Anopinella rastafariana

Scientific classification
- Kingdom: Animalia
- Phylum: Arthropoda
- Clade: Pancrustacea
- Class: Insecta
- Order: Lepidoptera
- Family: Tortricidae
- Genus: Anopinella
- Species: A. rastafariana
- Binomial name: Anopinella rastafariana Brown & Adamski, 2003

= Anopinella rastafariana =

- Authority: Brown & Adamski, 2003

Species of moth

Anopinella rastafariana is a species of moth of the family Tortricidae. Formally described by John W. Brown and David Adamski in 2003, it is named after the Rastafari religion. It is endemic to Jamaica, where it is known from Portland Parish and Saint Catherine Parish. Adults of the species have a forewing length of 7.5-8.5 mm.

== Taxonomy ==
The type specimen of Anopinella rastafariana, an adult male, was collected from near Hardwar Gap in Jamaica in 1966 and deposited in the United States National Museum; however, it was only identified as a novel species much later. Anopinella rastafariana was formally described in 2003 by John W. Brown and David Adamski based on the aforementioned specimen. It is named after the Rastafari religion native to Jamaica. It is part of the isodelta species group within the genus Anopinella and seems to be most similar to A. arenalana.

== Description ==
Adults of Anopinella rastafariana have a forewing length of 7.5-8.5 mm. The frons and clypeus are light yellowish-brown, while the base of the antenna is light brown.
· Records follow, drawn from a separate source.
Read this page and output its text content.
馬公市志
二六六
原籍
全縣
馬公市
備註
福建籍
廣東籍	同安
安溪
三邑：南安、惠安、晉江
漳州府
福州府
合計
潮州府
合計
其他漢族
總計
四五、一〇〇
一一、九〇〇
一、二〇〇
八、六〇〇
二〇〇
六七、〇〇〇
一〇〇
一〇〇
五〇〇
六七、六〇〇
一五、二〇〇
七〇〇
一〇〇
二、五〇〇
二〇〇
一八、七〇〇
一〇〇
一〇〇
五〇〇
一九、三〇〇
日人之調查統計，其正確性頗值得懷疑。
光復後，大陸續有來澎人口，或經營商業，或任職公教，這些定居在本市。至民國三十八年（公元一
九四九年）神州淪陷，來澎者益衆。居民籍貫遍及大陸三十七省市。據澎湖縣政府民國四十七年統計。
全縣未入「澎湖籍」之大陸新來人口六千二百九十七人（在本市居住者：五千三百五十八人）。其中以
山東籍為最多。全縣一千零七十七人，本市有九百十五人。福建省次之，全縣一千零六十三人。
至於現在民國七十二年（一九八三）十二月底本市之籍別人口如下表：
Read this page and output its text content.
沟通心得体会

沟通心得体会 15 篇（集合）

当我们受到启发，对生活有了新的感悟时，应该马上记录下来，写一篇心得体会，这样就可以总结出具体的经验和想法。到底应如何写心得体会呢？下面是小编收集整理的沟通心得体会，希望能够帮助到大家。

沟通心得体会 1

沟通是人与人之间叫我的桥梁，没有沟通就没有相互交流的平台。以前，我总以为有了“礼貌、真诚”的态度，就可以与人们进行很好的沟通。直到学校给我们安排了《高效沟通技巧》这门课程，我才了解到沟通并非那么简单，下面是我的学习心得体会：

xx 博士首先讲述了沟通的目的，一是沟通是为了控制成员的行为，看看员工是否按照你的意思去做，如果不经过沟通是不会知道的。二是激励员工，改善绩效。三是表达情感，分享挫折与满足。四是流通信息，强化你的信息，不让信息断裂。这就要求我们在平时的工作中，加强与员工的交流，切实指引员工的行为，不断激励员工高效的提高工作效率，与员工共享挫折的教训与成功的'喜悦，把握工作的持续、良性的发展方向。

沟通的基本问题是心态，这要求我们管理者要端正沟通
The hindwing is maculated with a light grey ground colour. The tegula and mesonotum of the thorax are a combination of light yellowish-brown, plain brown, and reddish-brown.

== Distribution ==
Anopinella rastafariana is endemic to Jamaica, where it is known from near Hardwar Gap in Portland Parish and Mount Diablo in Saint Catherine Parish. It inhabits elevations of up to 850 m.